West Ham's First Trolleybus
By John Prentice Part 1 |
Most Londoners think of trolleybuses beginning in London in 1931 as tram replacements. True for full public service, but the first trolleybus to run with passengers on a London street was nineteen years before. A little earlier still in 1909 a Railless Electric Traction (RET) vehicle, the first trolleybus in Britain, was tested by the Metropolitan Electric Tramways (MET) and was shown to the annual conference of the Municipal Tramways Association. It used a British redesign by Edward May Munro of the overhead system of Max Schiemann of Wurzen, Saxony (similar to two tramway trolley poles, but in this particular case with a single head). However, this trial was entirely within the confines of Hendon Depot yard, not on a public road. It was in September 1912 that an Austrian Cedes-Stoll trolleybus was run by West Ham Corporation carrying passengers on a London public highway, Greengate Street.
(Throughout this article the word "trolleybus" has been used, but to be strictly correct the name "railless or trackless trolley car" was used in 1912, "trolleybus" not coming into common use until the 1920s).
Britain's first trolleybus was this Railless Electric Traction car with chassis by James and Browne of Hammersmith, London, two BTH 25 h.p. motors with chain drive, a BTH B18 tram controller below the driver's seat and 24-seat body by G.C. Milnes Voss & Co. of Birkenhead. It used the German "Schiemann" overhead system, redesigned and patented (jointly with RET) by Edward May Munro, formerly the engineer of Brecknell, Munro and Rogers Ltd. It was demonstrated within the confines of Metropolitan Electric Tramways' Hendon Depot in September and October 1909.
The 1912 annual conference of the Municipal Tramways Association was hosted by West Ham Corporation Tramways and its manager, Herbert Edwin Blain, on 25th to 27th September of that year. Throughout the three days, presentations, meetings and discussions took place. Inside the tramway's Greengate Street Depot workshops was an exhibition, claimed by an expert at the time to be the most important of its kind since that at London's Agricultural Hall in 1885, with stands by many of the tramway manufacturers of the day showing their latest products. Among these was one by British Radial Axle Cars Ltd., using a 1in. to 1ft. scale working model tram truck on a track with two reverse curves, to demonstrate the Barber three axle system. (see Three Axle Tramcars.)
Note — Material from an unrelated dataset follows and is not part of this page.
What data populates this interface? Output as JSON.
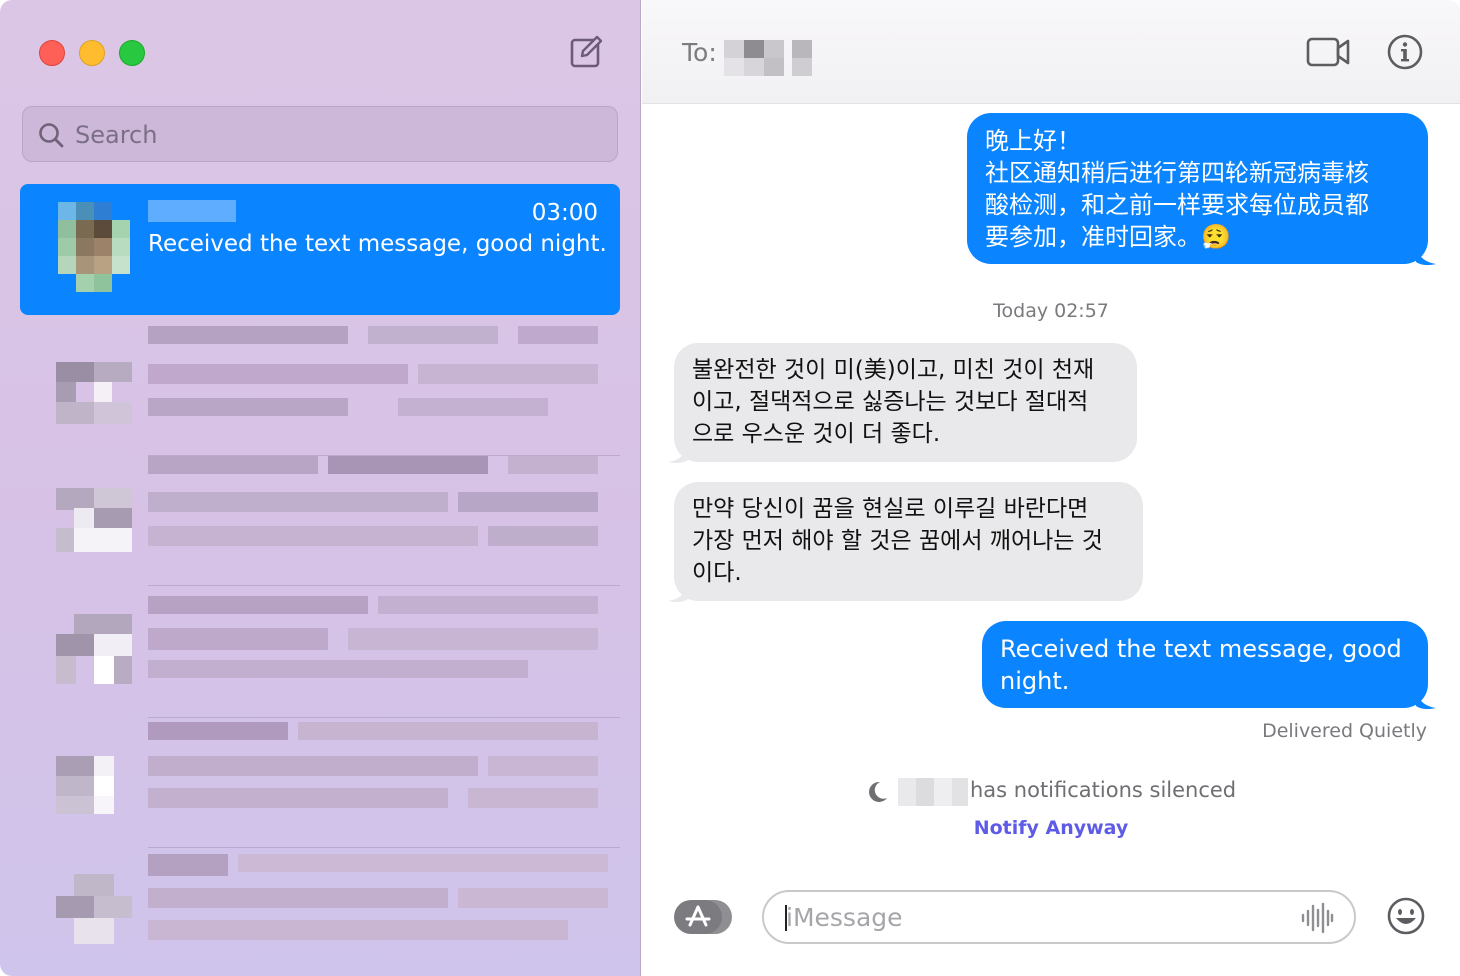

But it was outside in Greengate Street itself that a most significant event was taking place. The Clough, Smith company (formed by Norman Clough and Sidney G. Smith - an ex MET employee, who had supplied the overhead for the Hendon trial, they later went on to do so elsewhere and to market trolleybuses themselves) had erected a single line of trolleybus wires of 0.348" gauge (i.e. 2/0 S.W.G.) in the centre of the road between the tramway overhead, suspended from the span wires by curved "J" hangers. The test section ran for some 400 yards and since Greengate Street itself is only a quarter of a mile long, the line must have run from close to Plaistow Broadway in the north to close to the junction with Barking Road at the Greengate pub in the south.
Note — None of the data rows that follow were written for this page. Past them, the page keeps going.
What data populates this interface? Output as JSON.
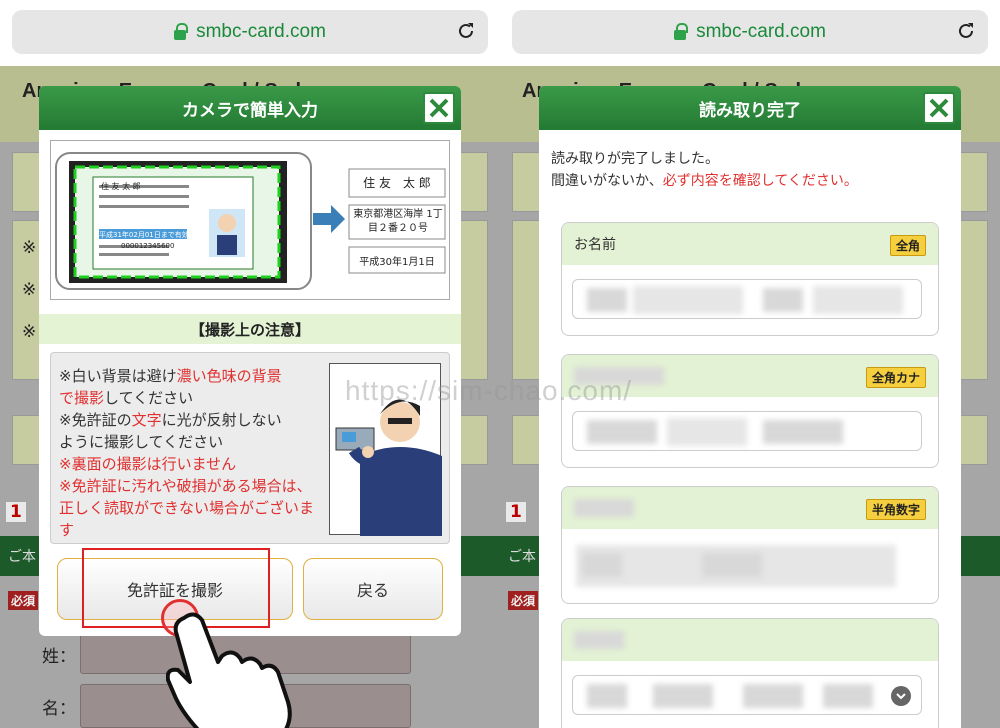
{
  "left": {
    "url": "smbc-card.com",
    "bg_title": "American Express Card / Smbc",
    "bg_rows": [
      "※",
      "※",
      "※"
    ],
    "bg_step": "1",
    "bg_notice": "ご本",
    "bg_required": "必須",
    "bg_last_label": "姓：",
    "bg_first_label": "名：",
    "modal": {
      "title": "カメラで簡単入力",
      "illus_name": "住 友　太 郎",
      "illus_address": "東京都港区海岸 1丁目２番２０号",
      "illus_date": "平成30年1月1日",
      "card_name": "住 友 太 郎",
      "card_expiry": "平成31年02月01日まで有効",
      "card_number": "000012345600",
      "notes_heading": "【撮影上の注意】",
      "note1_a": "※白い背景は避け",
      "note1_b": "濃い色味の背景",
      "note1_c": "で撮影",
      "note1_d": "してください",
      "note2_a": "※免許証の",
      "note2_b": "文字",
      "note2_c": "に光が反射しない",
      "note2_d": "ように撮影してください",
      "note3": "※裏面の撮影は行いません",
      "note4": "※免許証に汚れや破損がある場合は、正しく読取ができない場合がございます",
      "primary_button": "免許証を撮影",
      "secondary_button": "戻る"
    }
  },
  "right": {
    "url": "smbc-card.com",
    "modal": {
      "title": "読み取り完了",
      "message_line1": "読み取りが完了しました。",
      "message_line2_a": "間違いがないか、",
      "message_line2_b": "必ず内容を確認してください。",
      "fields": [
        {
          "label": "お名前",
          "badge": "全角"
        },
        {
          "label": "",
          "badge": "全角カナ"
        },
        {
          "label": "",
          "badge": "半角数字"
        },
        {
          "label": "",
          "badge": ""
        }
      ]
    }
  },
  "watermark": "https://sim-chao.com/",
  "colors": {
    "header_green": "#2d8a3c",
    "accent_red": "#e03030",
    "badge_yellow": "#f5cf3d",
    "url_green": "#1a8a3a"
  }
}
The two unique features of the Cedes-Stoll trolleybus were its over-running overhead trolley pickup and its wheel hub motors, as we will now see.
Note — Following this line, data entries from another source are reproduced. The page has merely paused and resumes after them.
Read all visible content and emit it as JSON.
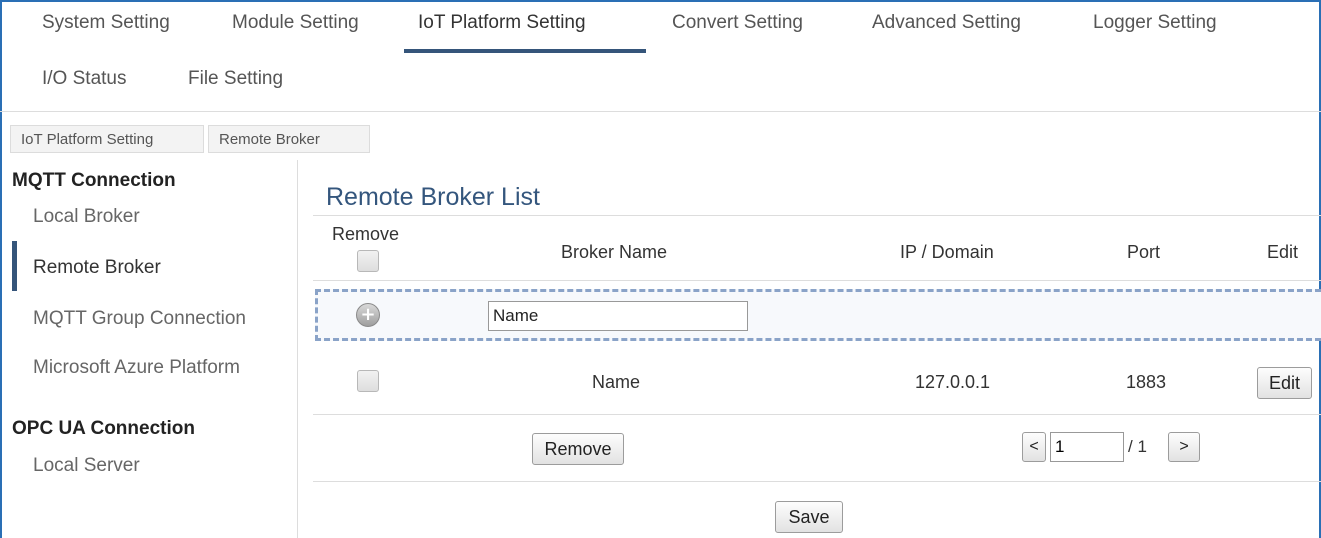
{
  "nav": {
    "tabs": [
      {
        "label": "System Setting"
      },
      {
        "label": "Module Setting"
      },
      {
        "label": "IoT Platform Setting",
        "active": true
      },
      {
        "label": "Convert Setting"
      },
      {
        "label": "Advanced Setting"
      },
      {
        "label": "Logger Setting"
      },
      {
        "label": "I/O Status"
      },
      {
        "label": "File Setting"
      }
    ]
  },
  "breadcrumb": [
    "IoT Platform Setting",
    "Remote Broker"
  ],
  "sidebar": {
    "mqtt_header": "MQTT Connection",
    "mqtt_items": [
      "Local Broker",
      "Remote Broker",
      "MQTT Group Connection",
      "Microsoft Azure Platform"
    ],
    "opcua_header": "OPC UA Connection",
    "opcua_items": [
      "Local Server"
    ],
    "active_item": "Remote Broker"
  },
  "main": {
    "title": "Remote Broker List",
    "columns": {
      "remove": "Remove",
      "broker_name": "Broker Name",
      "ip_domain": "IP / Domain",
      "port": "Port",
      "edit": "Edit"
    },
    "add_row": {
      "name_value": "Name"
    },
    "rows": [
      {
        "name": "Name",
        "ip": "127.0.0.1",
        "port": "1883",
        "edit_label": "Edit"
      }
    ],
    "remove_button": "Remove",
    "pager": {
      "prev": "<",
      "page": "1",
      "total": "/ 1",
      "next": ">"
    },
    "save_button": "Save"
  },
  "colors": {
    "accent": "#35557a",
    "title": "#34567d",
    "frame": "#2a6fb5",
    "dashed_border": "#8aa3c8"
  }
}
A posed view in Greengate Street in September 1912 shows the Cedes-Stoll trolleybus passing "Reserved Car" 114. At the time this was one of West Ham's newest trams, their first bogie cars, which were built by Hurst Nelson in 1911, having L.C.C. standard class 4 maximum traction bogies. The photograph was published in Tramway & Railway World in 1912 and was later used in the same magazine in advertisements for Cedes Electric Traction Ltd.